結果は志望校8校のうち、全てが合格率80%以上のA判定だった。魁斗の訪問日に薫は結果を報告した。
「良かったね!これで第一志望を変えずにそのままいけそうだね」
魁斗は我が事のように嬉しかった。結果を眺めながら今後の対策を講じていこうと考えた。
「魁斗先生」
薫は椅子に座ったまま上目遣いに声を掛けた。
「ご褒美のこと、忘れてないよね?」
「ああ、俺からしかもらえないモノだったっけ」
魁斗がそう答えると、薫は椅子から立ち上がって魁斗に近づいた。
「ホントに……くれる?」
「俺にあげられるモノなら何でもいいよ?」
薫は魁斗の目を見つめて言った。
「……キスして?」
「えっ?」
思いもよらぬことを言われて、魁斗の思考は停止した。
「俺が欲しいって言ったら……くれるって言ってくれたよね?」
薫は魁斗の両腕を掴んで訴えかけるようにそう言った。魁斗は慌ててこう言った。
「いや、確かにそうは言ったけど……キスなんて、冗談やめてくれよ」
「冗談なんかじゃない。魁斗先生の……キスが欲しい」
「それは……できないよ」
魁斗は薫から目を逸らしてそう言った。
「男同士だから?それとも先生と生徒だから?」
「……両方だよ」
薫は悲しそうな顔をして、魁斗の腕から手を離した。
「じゃあ……せめて、ハグして?それならいいでしょ?」
そう言って魁斗の身体に抱きつき背中に腕を回した。
「ぎゅっとして……?」
魁斗は戸惑いながらも薫の細い身体に腕を回すと、そっと抱きしめ返した。
「もっと……ぎゅっとして……?」
魁斗は妙な気持ちになるのを感じながら、薫の言われるままに抱きしめる腕に力を込めた。心拍数が上がるのを感じた。
「このままずっとこうしてたい……」
薫は目を閉じると、魁斗の鼓動を感じた。
「魁斗先生……ドキドキしてる」
そう指摘され、魁斗は喉元にカアッと熱い何かが込み上げてくるのを感じた。
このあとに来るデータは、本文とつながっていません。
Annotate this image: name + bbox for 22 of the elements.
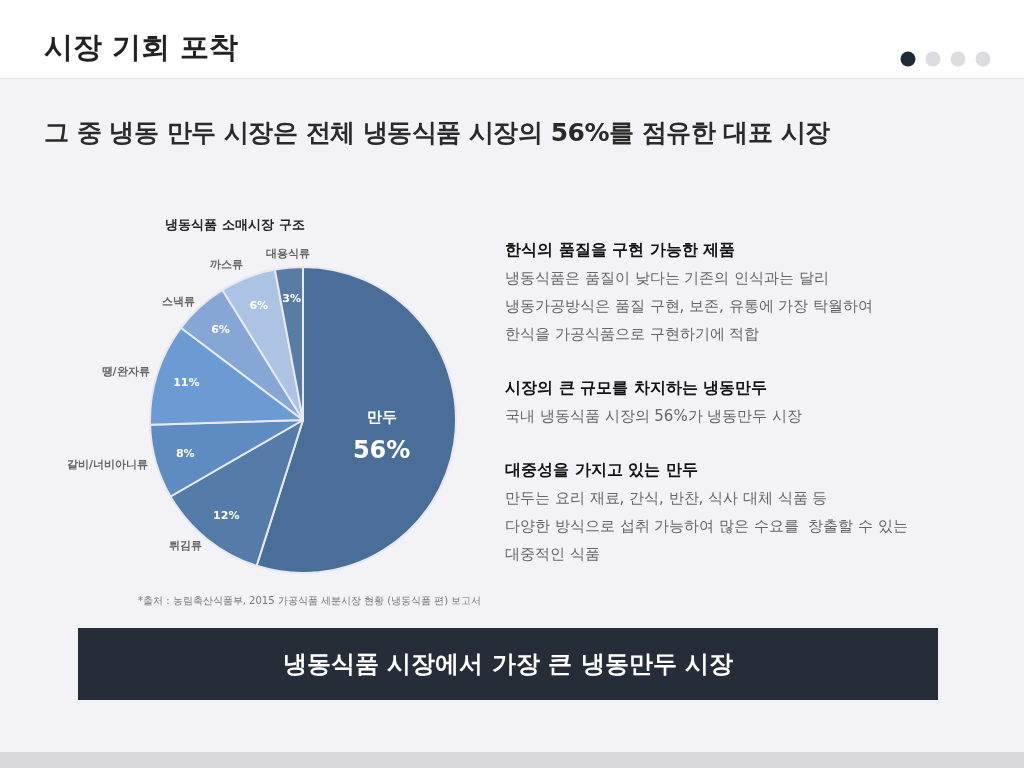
data-label: 56% xyxy=(352,436,411,465)
text: 대중성을 가지고 있는 만두 만두는 요리 재료, 간식, 반찬, 식사 대체 식품 등 다양한 방식으로 섭취 가능하여 많은 수요를 창출할 수 있는 대중적인 식품 xyxy=(505,459,909,565)
data-label: 6% xyxy=(249,299,269,313)
slice-label: 튀김류 xyxy=(169,538,203,552)
data-label: 3% xyxy=(282,291,302,305)
slice-label: 스낵류 xyxy=(161,294,195,308)
chart-title: 냉동식품 소매시장 구조 xyxy=(165,217,305,232)
data-label: 8% xyxy=(175,447,195,460)
slice-label: 대용식류 xyxy=(265,247,310,261)
data-label: 12% xyxy=(213,508,240,522)
text: 냉동식품 시장에서 가장 큰 냉동만두 시장 xyxy=(283,649,733,680)
slice-label: 갈비/너비아니류 xyxy=(67,457,149,471)
slice-label: 까스류 xyxy=(209,257,243,271)
data-label: 11% xyxy=(173,376,200,390)
slice-label: 땡/완자류 xyxy=(101,364,150,378)
slice-label: 만두 xyxy=(366,408,397,427)
text: 시장의 큰 규모를 차지하는 냉동만두 국내 냉동식품 시장의 56%가 냉동만두 시장 xyxy=(505,377,804,427)
text: 한식의 품질을 구현 가능한 제품 냉동식품은 품질이 낮다는 기존의 인식과는 달리 냉동가공방식은 품질 구현, 보존, 유통에 가장 탁월하여 한식을 가공식품으로 구현하기에 적합 xyxy=(505,239,875,345)
text: 그 중 냉동 만두 시장은 전체 냉동식품 시장의 56%를 점유한 대표 시장 xyxy=(44,117,830,149)
data-label: 6% xyxy=(211,323,230,337)
text: 시장 기회 포착 xyxy=(44,29,239,66)
text: *출처 : 농림축산식품부, 2015 가공식품 세분시장 현황 (냉동식품 편) 보고서 xyxy=(138,594,482,606)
慌てて抱きしめる腕の力を緩め、薫の肩を掴んで身体を離した。
「こういうご褒美は……今回だけだから」
「でも……魁斗先生、ドキドキしてたよ?」
誘うように薫は言った。
「もっと先まで……したくなった?」
「なに言って……」
「俺は……もっとしたい」
薫は背伸びをして、素早く魁斗にキスをした。魁斗は固まって何も言えなくなった。
「ご褒美、もらっちゃった」
ふふっと笑って薫はそう言うと、椅子に腰掛けて机に向かった。
「魁斗先生、模試の結果、持ち帰って分析してくれるんでしょ?」
「ああ……うん」
夢から醒めたような顔をして、魁斗は頷いた。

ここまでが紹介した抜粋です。